Assistant Attorney General Stephen G. LaBonte said Schneider told an investigator that he wanted to vote in New Hampshire’s primary, because he didn’t believe his vote in Massachusetts would “count.” LaBonte said Schneider voted only in New Hampshire in presidential election years — and not in Massachusetts — and did not vote here in mid-term elections.

Schneider cast the ballots in Manchester even though he has lived in Massachusetts for more than two decades.

Authorities said someone recognized Schneider and knew he had moved away from Manchester more than 20 years ago. The city clerk’s office provided investigators with documentation showing he was registered to vote in Ward 9 and that his name was crossed on the voter checklist on Election Day. He was registered as a Democrat, LaBonte said.

Gloria Pilotte, the longtime moderator of Ward 9, said she has lived in the ward her entire life and never heard of Schneider. She said the report of Schneider’s fraudulent voting must have come from someone who recognized him. Neither she nor her workers reported Schneider.

She noted that Schneider’s convictions involve some votes that took place before the state’s voter ID law went into full effect.

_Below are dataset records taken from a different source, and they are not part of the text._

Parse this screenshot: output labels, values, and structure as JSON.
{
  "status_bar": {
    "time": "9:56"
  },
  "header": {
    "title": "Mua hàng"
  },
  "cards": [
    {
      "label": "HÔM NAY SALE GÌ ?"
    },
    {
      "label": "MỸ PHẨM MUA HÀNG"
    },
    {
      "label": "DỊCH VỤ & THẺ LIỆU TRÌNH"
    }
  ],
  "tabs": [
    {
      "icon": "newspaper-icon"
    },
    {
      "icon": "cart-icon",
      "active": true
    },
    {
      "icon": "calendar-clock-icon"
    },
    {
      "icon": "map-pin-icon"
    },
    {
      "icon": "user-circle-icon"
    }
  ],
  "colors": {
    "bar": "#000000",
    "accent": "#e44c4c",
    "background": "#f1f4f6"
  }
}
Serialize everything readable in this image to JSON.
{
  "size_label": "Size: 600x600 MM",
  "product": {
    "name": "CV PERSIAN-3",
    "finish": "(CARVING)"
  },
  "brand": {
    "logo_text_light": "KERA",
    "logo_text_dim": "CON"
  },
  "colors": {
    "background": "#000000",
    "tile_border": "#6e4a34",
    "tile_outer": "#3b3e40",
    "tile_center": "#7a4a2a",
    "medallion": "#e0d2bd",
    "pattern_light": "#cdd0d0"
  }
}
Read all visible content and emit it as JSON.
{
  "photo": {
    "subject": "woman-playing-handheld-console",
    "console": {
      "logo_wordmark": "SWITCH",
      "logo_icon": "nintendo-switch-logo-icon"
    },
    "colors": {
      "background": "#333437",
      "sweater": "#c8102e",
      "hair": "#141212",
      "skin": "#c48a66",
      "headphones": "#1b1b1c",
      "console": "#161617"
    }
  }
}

Now it would be more difficult for bogus voters to succeed, she said.

“If somebody really wants to, they can try,” Pilotte said. “They may get away with it. They may not.”

Schneider was registered to vote with an address of 58 Brunelle Ave. attached to his name on city voter registration records.

LaBonte said he does not know who Schneider voted for and said that would be personal information and something not relative to the conviction.